First comes medical then comes recreational. Not denying that the end game will eventually be recreational use. They are two different debates that we WILL have to hash out, but medical marijuana is more important than recreational right now. There are sick people who need this plant ASAP. We can talk about recreational later on.
The plant isn’t a cure all. In fact it doesn’t cure anything. It helps to treat, and manage symptoms of debilitating conditions that people who are against have never experienced. It treats most conditions better than typical dangerous prescription drugs. Marijuana has been around for thousands of years and has a safety record that has been untouched compared to any other drug you get at the pharmacy.
As far as recreational use I would much rather be in a bar of relaxed, peaceful stoners than a loud aggressive bar. You will never kill the need for humans to alter their minds. Its in our nature to do so. It allows us to escape our logical side, and embark on a more expressive/creative side. Why do you think artists are so creative?
Coyote says
@James Knepp
@PCer
@End Prohibition
@Matthew
@Justin :
Thank you folks, you have saved me a lot of typing :)
@Paul Bunyan :
While I agree that the proposed program is not as extensive nor comprehensive as it could be, let’s take this one step at a time, and not complain about the gains made. After all, remember how badly the 2014 program regarding the non-euphoric only medication was/is being implemented. Just the fact that this proposal is much much closer to the intent of the the people is a good forward step.

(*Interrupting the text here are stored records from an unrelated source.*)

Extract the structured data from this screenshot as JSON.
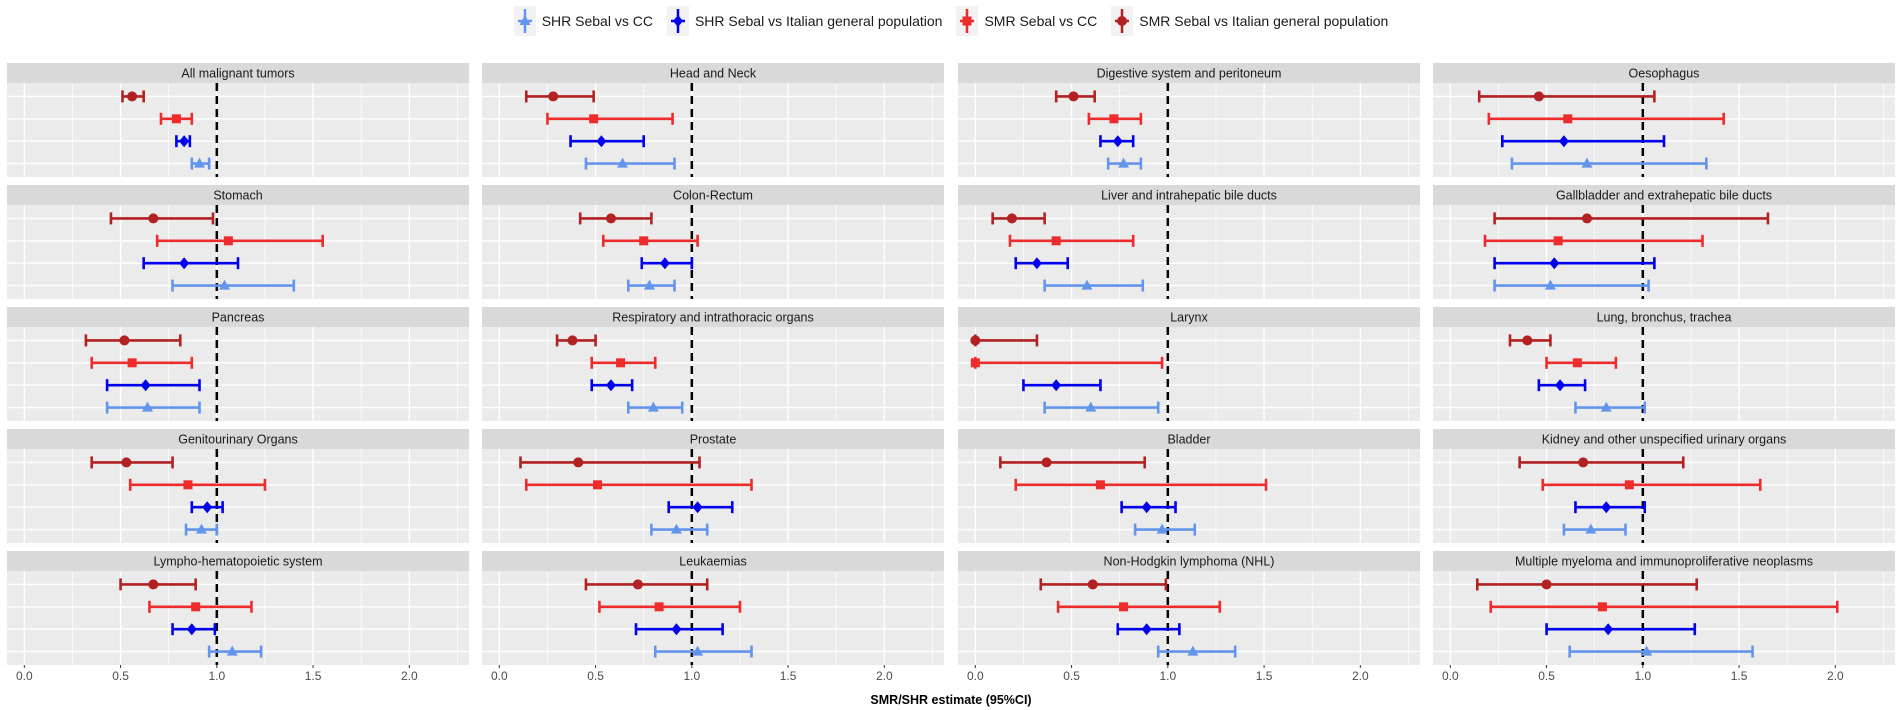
{
  "chart_data": {
    "type": "forest",
    "xlabel": "SMR/SHR estimate (95%CI)",
    "xlim": [
      -0.09,
      2.31
    ],
    "xticks": [
      0.0,
      0.5,
      1.0,
      1.5,
      2.0
    ],
    "xtick_labels": [
      "0.0",
      "0.5",
      "1.0",
      "1.5",
      "2.0"
    ],
    "reference_line": 1.0,
    "grid": true,
    "legend_position": "top",
    "series": [
      {
        "key": "shr_cc",
        "name": "SHR Sebal vs CC",
        "color": "#6495ED",
        "marker": "triangle"
      },
      {
        "key": "shr_it",
        "name": "SHR Sebal vs Italian general population",
        "color": "#0000EE",
        "marker": "diamond"
      },
      {
        "key": "smr_cc",
        "name": "SMR Sebal vs CC",
        "color": "#EE2C2C",
        "marker": "square"
      },
      {
        "key": "smr_it",
        "name": "SMR Sebal vs Italian general population",
        "color": "#B22222",
        "marker": "circle"
      }
    ],
    "row_order_top_to_bottom": [
      "smr_it",
      "smr_cc",
      "shr_it",
      "shr_cc"
    ],
    "panels": [
      {
        "title": "All malignant tumors",
        "smr_it": [
          0.56,
          0.51,
          0.62
        ],
        "smr_cc": [
          0.79,
          0.71,
          0.87
        ],
        "shr_it": [
          0.83,
          0.79,
          0.86
        ],
        "shr_cc": [
          0.91,
          0.87,
          0.96
        ]
      },
      {
        "title": "Head and Neck",
        "smr_it": [
          0.28,
          0.14,
          0.49
        ],
        "smr_cc": [
          0.49,
          0.25,
          0.9
        ],
        "shr_it": [
          0.53,
          0.37,
          0.75
        ],
        "shr_cc": [
          0.64,
          0.45,
          0.91
        ]
      },
      {
        "title": "Digestive system and peritoneum",
        "smr_it": [
          0.51,
          0.42,
          0.62
        ],
        "smr_cc": [
          0.72,
          0.59,
          0.86
        ],
        "shr_it": [
          0.74,
          0.65,
          0.82
        ],
        "shr_cc": [
          0.77,
          0.69,
          0.86
        ]
      },
      {
        "title": "Oesophagus",
        "smr_it": [
          0.46,
          0.15,
          1.06
        ],
        "smr_cc": [
          0.61,
          0.2,
          1.42
        ],
        "shr_it": [
          0.59,
          0.27,
          1.11
        ],
        "shr_cc": [
          0.71,
          0.32,
          1.33
        ]
      },
      {
        "title": "Stomach",
        "smr_it": [
          0.67,
          0.45,
          0.98
        ],
        "smr_cc": [
          1.06,
          0.69,
          1.55
        ],
        "shr_it": [
          0.83,
          0.62,
          1.11
        ],
        "shr_cc": [
          1.04,
          0.77,
          1.4
        ]
      },
      {
        "title": "Colon-Rectum",
        "smr_it": [
          0.58,
          0.42,
          0.79
        ],
        "smr_cc": [
          0.75,
          0.54,
          1.03
        ],
        "shr_it": [
          0.86,
          0.74,
          1.0
        ],
        "shr_cc": [
          0.78,
          0.67,
          0.91
        ]
      },
      {
        "title": "Liver and intrahepatic bile ducts",
        "smr_it": [
          0.19,
          0.09,
          0.36
        ],
        "smr_cc": [
          0.42,
          0.18,
          0.82
        ],
        "shr_it": [
          0.32,
          0.21,
          0.48
        ],
        "shr_cc": [
          0.58,
          0.36,
          0.87
        ]
      },
      {
        "title": "Gallbladder and extrahepatic bile ducts",
        "smr_it": [
          0.71,
          0.23,
          1.65
        ],
        "smr_cc": [
          0.56,
          0.18,
          1.31
        ],
        "shr_it": [
          0.54,
          0.23,
          1.06
        ],
        "shr_cc": [
          0.52,
          0.23,
          1.03
        ]
      },
      {
        "title": "Pancreas",
        "smr_it": [
          0.52,
          0.32,
          0.81
        ],
        "smr_cc": [
          0.56,
          0.35,
          0.87
        ],
        "shr_it": [
          0.63,
          0.43,
          0.91
        ],
        "shr_cc": [
          0.64,
          0.43,
          0.91
        ]
      },
      {
        "title": "Respiratory and intrathoracic organs",
        "smr_it": [
          0.38,
          0.3,
          0.5
        ],
        "smr_cc": [
          0.63,
          0.48,
          0.81
        ],
        "shr_it": [
          0.58,
          0.48,
          0.69
        ],
        "shr_cc": [
          0.8,
          0.67,
          0.95
        ]
      },
      {
        "title": "Larynx",
        "smr_it": [
          0.0,
          0.0,
          0.32
        ],
        "smr_cc": [
          0.0,
          0.0,
          0.97
        ],
        "shr_it": [
          0.42,
          0.25,
          0.65
        ],
        "shr_cc": [
          0.6,
          0.36,
          0.95
        ]
      },
      {
        "title": "Lung, bronchus, trachea",
        "smr_it": [
          0.4,
          0.31,
          0.52
        ],
        "smr_cc": [
          0.66,
          0.5,
          0.86
        ],
        "shr_it": [
          0.57,
          0.46,
          0.7
        ],
        "shr_cc": [
          0.81,
          0.65,
          1.01
        ]
      },
      {
        "title": "Genitourinary Organs",
        "smr_it": [
          0.53,
          0.35,
          0.77
        ],
        "smr_cc": [
          0.85,
          0.55,
          1.25
        ],
        "shr_it": [
          0.95,
          0.87,
          1.03
        ],
        "shr_cc": [
          0.92,
          0.84,
          1.0
        ]
      },
      {
        "title": "Prostate",
        "smr_it": [
          0.41,
          0.11,
          1.04
        ],
        "smr_cc": [
          0.51,
          0.14,
          1.31
        ],
        "shr_it": [
          1.03,
          0.88,
          1.21
        ],
        "shr_cc": [
          0.92,
          0.79,
          1.08
        ]
      },
      {
        "title": "Bladder",
        "smr_it": [
          0.37,
          0.13,
          0.88
        ],
        "smr_cc": [
          0.65,
          0.21,
          1.51
        ],
        "shr_it": [
          0.89,
          0.76,
          1.04
        ],
        "shr_cc": [
          0.97,
          0.83,
          1.14
        ]
      },
      {
        "title": "Kidney and other unspecified urinary organs",
        "smr_it": [
          0.69,
          0.36,
          1.21
        ],
        "smr_cc": [
          0.93,
          0.48,
          1.61
        ],
        "shr_it": [
          0.81,
          0.65,
          1.01
        ],
        "shr_cc": [
          0.73,
          0.59,
          0.91
        ]
      },
      {
        "title": "Lympho-hematopoietic system",
        "smr_it": [
          0.67,
          0.5,
          0.89
        ],
        "smr_cc": [
          0.89,
          0.65,
          1.18
        ],
        "shr_it": [
          0.87,
          0.77,
          0.99
        ],
        "shr_cc": [
          1.08,
          0.96,
          1.23
        ]
      },
      {
        "title": "Leukaemias",
        "smr_it": [
          0.72,
          0.45,
          1.08
        ],
        "smr_cc": [
          0.83,
          0.52,
          1.25
        ],
        "shr_it": [
          0.92,
          0.71,
          1.16
        ],
        "shr_cc": [
          1.03,
          0.81,
          1.31
        ]
      },
      {
        "title": "Non-Hodgkin lymphoma (NHL)",
        "smr_it": [
          0.61,
          0.34,
          0.99
        ],
        "smr_cc": [
          0.77,
          0.43,
          1.27
        ],
        "shr_it": [
          0.89,
          0.74,
          1.06
        ],
        "shr_cc": [
          1.13,
          0.95,
          1.35
        ]
      },
      {
        "title": "Multiple myeloma and immunoproliferative neoplasms",
        "smr_it": [
          0.5,
          0.14,
          1.28
        ],
        "smr_cc": [
          0.79,
          0.21,
          2.01
        ],
        "shr_it": [
          0.82,
          0.5,
          1.27
        ],
        "shr_cc": [
          1.02,
          0.62,
          1.57
        ]
      }
    ]
  }
}
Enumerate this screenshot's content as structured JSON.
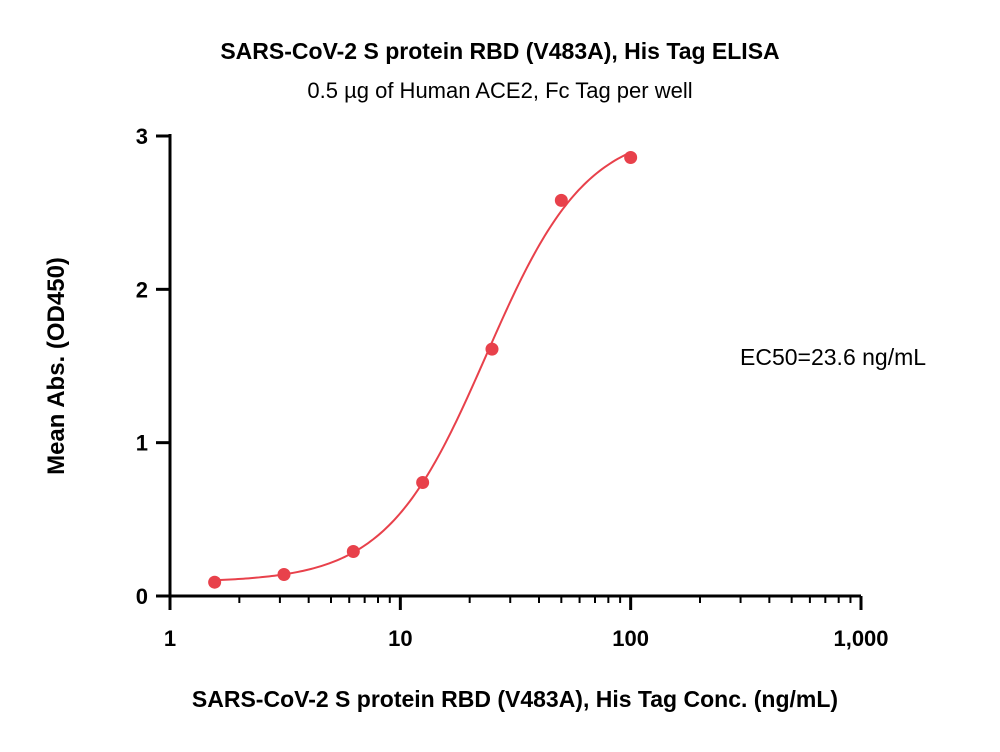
{
  "chart_data": {
    "type": "scatter",
    "title": "SARS-CoV-2 S protein RBD (V483A), His Tag ELISA",
    "subtitle": "0.5 µg of Human ACE2, Fc Tag per well",
    "xlabel": "SARS-CoV-2 S protein RBD (V483A), His Tag Conc. (ng/mL)",
    "ylabel": "Mean Abs. (OD450)",
    "x_scale": "log",
    "xlim": [
      1,
      1000
    ],
    "ylim": [
      0,
      3
    ],
    "x_ticks": [
      1,
      10,
      100,
      1000
    ],
    "x_tick_labels": [
      "1",
      "10",
      "100",
      "1,000"
    ],
    "y_ticks": [
      0,
      1,
      2,
      3
    ],
    "y_tick_labels": [
      "0",
      "1",
      "2",
      "3"
    ],
    "grid": false,
    "annotation": "EC50=23.6 ng/mL",
    "color": "#e8414b",
    "series": [
      {
        "x": [
          1.5625,
          3.125,
          6.25,
          12.5,
          25,
          50,
          100
        ],
        "y": [
          0.09,
          0.14,
          0.29,
          0.74,
          1.61,
          2.58,
          2.86
        ]
      }
    ],
    "fit": {
      "model": "4PL",
      "bottom": 0.09,
      "top": 3.05,
      "ec50": 23.6,
      "hill": 2.0
    }
  }
}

Now, lets see if it gets anywhere in our lovely legislature, or will the majority of our ‘representatives’ continue to decide what’s best for us, regardless of our confirmed wishes?
Dave says
All Marijuana users have a God given right to grow your own Medicine, Don not be controlled by your state and goverment, dp what’s right in your heart
Sherry says
Again:
It’s simply outrageously hypocritical that Republicans who say they want “less government” are imposing that government smack in the middle between a patient and their doctor.
“Big Pharma”. . . who has created powerfully addicting drugs that have millions “hooked” on pain killers. . . is afraid of loosing their massive profits! They, undoubtedly, are throwing big bucks at our completely corrupt legislature to block “the will of the people” . . . while keeping the people suffering and paying through the nose for the “drugs” that peddled for obscene profits by their industry.